O especialista ouvido pela Sputnik Brasil ainda destacou que o Brasil vem se posicionamento "com o país que está em declínio", afirmando que o país deveria se focar mais em ser mais próximo da China, tanto para incrementar a área comercial quanto para se posicionar "do lado certo" de uma alteração da ordem global que vem aí.

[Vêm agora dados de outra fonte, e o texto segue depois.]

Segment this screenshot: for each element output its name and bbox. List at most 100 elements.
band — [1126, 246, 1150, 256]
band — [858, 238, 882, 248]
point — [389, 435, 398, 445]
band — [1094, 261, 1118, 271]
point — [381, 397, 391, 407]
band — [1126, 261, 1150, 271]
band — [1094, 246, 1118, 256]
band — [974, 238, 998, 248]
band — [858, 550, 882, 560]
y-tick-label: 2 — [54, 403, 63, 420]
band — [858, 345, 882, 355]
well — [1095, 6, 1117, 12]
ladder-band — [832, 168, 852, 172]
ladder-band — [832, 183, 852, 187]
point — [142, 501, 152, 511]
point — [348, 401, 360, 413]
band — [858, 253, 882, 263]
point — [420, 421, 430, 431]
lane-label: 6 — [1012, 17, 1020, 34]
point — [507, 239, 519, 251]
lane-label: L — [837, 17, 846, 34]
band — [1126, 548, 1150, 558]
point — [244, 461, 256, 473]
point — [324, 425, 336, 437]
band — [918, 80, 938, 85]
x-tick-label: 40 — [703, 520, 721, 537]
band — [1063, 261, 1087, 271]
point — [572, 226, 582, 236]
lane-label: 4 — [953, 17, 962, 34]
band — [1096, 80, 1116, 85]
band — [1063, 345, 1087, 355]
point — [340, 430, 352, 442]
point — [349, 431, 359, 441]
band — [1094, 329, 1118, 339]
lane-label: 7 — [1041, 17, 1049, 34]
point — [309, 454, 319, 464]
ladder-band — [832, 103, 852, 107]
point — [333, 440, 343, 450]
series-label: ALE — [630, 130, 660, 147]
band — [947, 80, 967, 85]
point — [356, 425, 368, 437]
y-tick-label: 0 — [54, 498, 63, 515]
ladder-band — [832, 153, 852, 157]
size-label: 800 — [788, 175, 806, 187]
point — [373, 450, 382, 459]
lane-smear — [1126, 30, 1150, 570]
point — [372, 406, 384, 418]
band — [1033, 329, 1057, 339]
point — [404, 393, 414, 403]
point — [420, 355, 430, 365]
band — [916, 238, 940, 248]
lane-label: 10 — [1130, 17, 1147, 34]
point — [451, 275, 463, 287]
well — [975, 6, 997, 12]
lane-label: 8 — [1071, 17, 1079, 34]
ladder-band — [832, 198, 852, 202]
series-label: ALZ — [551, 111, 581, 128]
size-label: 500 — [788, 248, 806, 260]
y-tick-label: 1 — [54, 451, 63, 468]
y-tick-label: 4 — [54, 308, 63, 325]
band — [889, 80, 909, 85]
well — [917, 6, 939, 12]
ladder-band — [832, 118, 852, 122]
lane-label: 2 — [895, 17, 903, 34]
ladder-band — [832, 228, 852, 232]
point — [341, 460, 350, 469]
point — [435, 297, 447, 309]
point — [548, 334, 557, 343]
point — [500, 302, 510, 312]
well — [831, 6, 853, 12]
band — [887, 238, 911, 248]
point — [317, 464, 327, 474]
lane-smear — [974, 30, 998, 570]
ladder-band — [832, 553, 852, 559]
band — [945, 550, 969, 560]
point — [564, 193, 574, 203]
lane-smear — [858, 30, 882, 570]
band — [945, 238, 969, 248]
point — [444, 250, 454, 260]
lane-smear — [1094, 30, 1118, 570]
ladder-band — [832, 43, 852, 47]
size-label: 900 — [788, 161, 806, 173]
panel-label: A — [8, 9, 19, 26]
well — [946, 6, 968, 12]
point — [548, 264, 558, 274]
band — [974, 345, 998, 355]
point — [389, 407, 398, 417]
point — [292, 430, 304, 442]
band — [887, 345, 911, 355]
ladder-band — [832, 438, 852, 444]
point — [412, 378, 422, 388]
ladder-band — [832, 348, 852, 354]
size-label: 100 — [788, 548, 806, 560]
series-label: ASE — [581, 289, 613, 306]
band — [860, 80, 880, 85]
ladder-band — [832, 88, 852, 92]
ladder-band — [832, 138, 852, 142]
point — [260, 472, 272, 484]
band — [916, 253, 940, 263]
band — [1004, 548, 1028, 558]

"O mundo vem sendo igual há mais de 70 anos, isso vai ser necessário ocorrer e a China é o país que está promovendo isso. Então a proximidade do Brasil com a China poderia se refletir aí com o aumento da importância do Brasil no cenário global [...]. É importante entendermos que nas relações internacionais não existem nem amigos, nem inimigos perenes. O que são perenes são os interesses do país na ordem internacional e, ao que me consta, a partir dessa verificação e dessa situação nós estamos colocando a amizade acima do interesse do país no longo prazo. E nós sabemos que governos vão e vêm e os países ficam. O problema é qual é a imagem do Brasil que nós construímos internacionalmente no curto, médio e longo prazos", concluiu.